Workshop 4: The tlverse software ecosystem for causal inference [9am-4pm]
Mark van der Laan, Alan Hubbard, Nima Hejazi, Ivana Malenica, and Rachael Phillips,
University of California, Berkeley

This full-day workshop will provide a comprehensive introduction to the field of targeted learning for causal inference and the corresponding tlverse software ecosystem ( In particular, we will focus on targeted minimum loss-based estimators of causal effects, including those of static, dynamic, optimal dynamic, and stochastic interventions. These multiply robust, efficient plug-in estimators use state-of-the-art, ensemble machine learning tools to flexibly adjust for confounding while yielding valid statistical inference. We will discuss the utility of this robust estimation strategy in comparison to conventional techniques, which often rely on restrictive statistical models and may therefore lead to severely biased inference. In addition to discussion, this workshop will incorporate both interactive activities and hands-on, guided R programming exercises, to allow participants the opportunity to familiarize themselves with methodology and tools that will translate to real-world causal inference analyses. It is highly recommended for participants to have an understanding of basic statistical concepts such as confounding, probability distributions, confidence intervals, hypothesis tests, and regression. Advanced knowledge of mathematical statistics may be useful but is not necessary. Familiarity with the R programming language will be essential.
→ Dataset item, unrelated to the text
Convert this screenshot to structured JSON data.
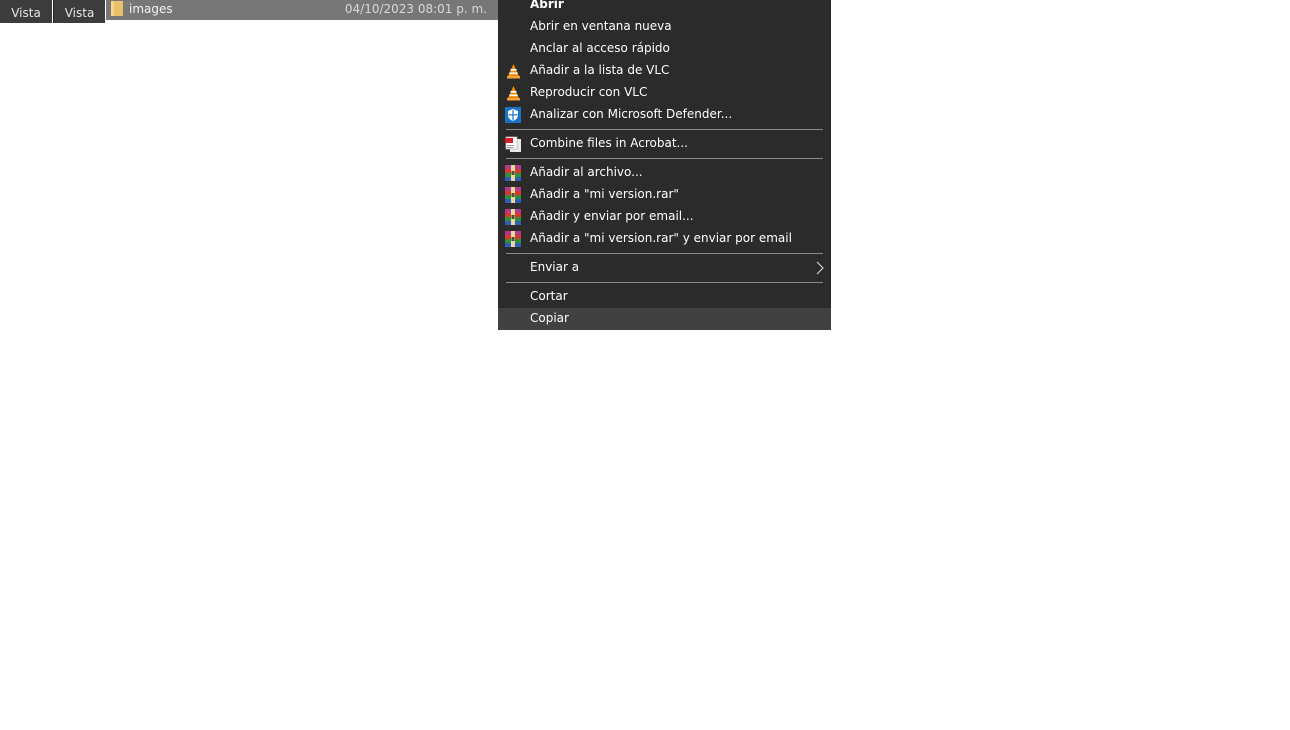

Workshop 5: Graphical Model Identification Theory For Causal Inference and Missing Data Problems [9am-4pm]
Ilya Shpitser, Johns Hopkins University
Jamie Robins, Harvard University

This short course will present a graphical modeling framework for describing counterfactuals targets of inference that arise in causal inference and missing data problems, specifically average causal effects, direct and indirect effects, and other fixed functions of the full data distribution. We will show how to use this framework to derive standard identifying functionals for these targets under monotone missing at random models, ignorable, and sequentially ignorable models in causal inference, and standard mediation analysis models. In addition, we show how the framework is sufficiently general to obtain identification in the presence of hidden causes of exposures, or missingness not at random, with the Pearl’s front-door model, and Robins’ permutation model as examples.
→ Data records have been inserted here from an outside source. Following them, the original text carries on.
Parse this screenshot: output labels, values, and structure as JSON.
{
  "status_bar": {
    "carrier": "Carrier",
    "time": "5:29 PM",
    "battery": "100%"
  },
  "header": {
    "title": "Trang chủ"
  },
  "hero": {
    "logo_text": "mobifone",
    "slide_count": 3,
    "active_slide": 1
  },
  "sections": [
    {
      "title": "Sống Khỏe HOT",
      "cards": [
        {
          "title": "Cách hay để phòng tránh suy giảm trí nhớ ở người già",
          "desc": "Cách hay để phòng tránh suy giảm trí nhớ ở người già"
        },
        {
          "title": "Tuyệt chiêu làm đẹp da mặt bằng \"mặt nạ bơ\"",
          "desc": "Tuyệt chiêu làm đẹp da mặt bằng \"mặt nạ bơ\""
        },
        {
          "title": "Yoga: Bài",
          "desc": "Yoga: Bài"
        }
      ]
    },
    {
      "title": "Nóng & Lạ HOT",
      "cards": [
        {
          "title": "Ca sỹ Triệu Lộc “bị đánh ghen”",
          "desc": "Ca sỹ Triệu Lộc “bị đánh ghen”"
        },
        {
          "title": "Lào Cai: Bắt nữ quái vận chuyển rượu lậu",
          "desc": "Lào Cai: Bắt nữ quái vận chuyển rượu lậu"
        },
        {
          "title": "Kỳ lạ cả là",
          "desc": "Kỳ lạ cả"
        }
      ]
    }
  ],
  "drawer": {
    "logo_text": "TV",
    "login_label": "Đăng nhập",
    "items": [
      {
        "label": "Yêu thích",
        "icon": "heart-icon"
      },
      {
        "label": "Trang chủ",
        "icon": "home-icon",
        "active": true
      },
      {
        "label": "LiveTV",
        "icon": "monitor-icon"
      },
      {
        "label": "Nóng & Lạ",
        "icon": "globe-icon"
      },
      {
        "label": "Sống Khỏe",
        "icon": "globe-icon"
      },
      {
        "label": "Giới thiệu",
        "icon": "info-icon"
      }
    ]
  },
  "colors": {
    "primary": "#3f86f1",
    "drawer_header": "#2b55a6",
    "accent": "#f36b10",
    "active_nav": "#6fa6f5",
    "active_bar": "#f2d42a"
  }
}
Finally, we will present a class of functionals given by a truncated nested factorization that generalize the g-formula functionals to models with arbitrary hidden variables. We then present complete algorithms based on this factorization for distributions representing causal effects, path-specific effects, and responses to dynamic treatment regimes. These algorithms can be viewed as one line reformulations of the ID algorithm. We will also describe a general identification algorithm for graphical missing data models.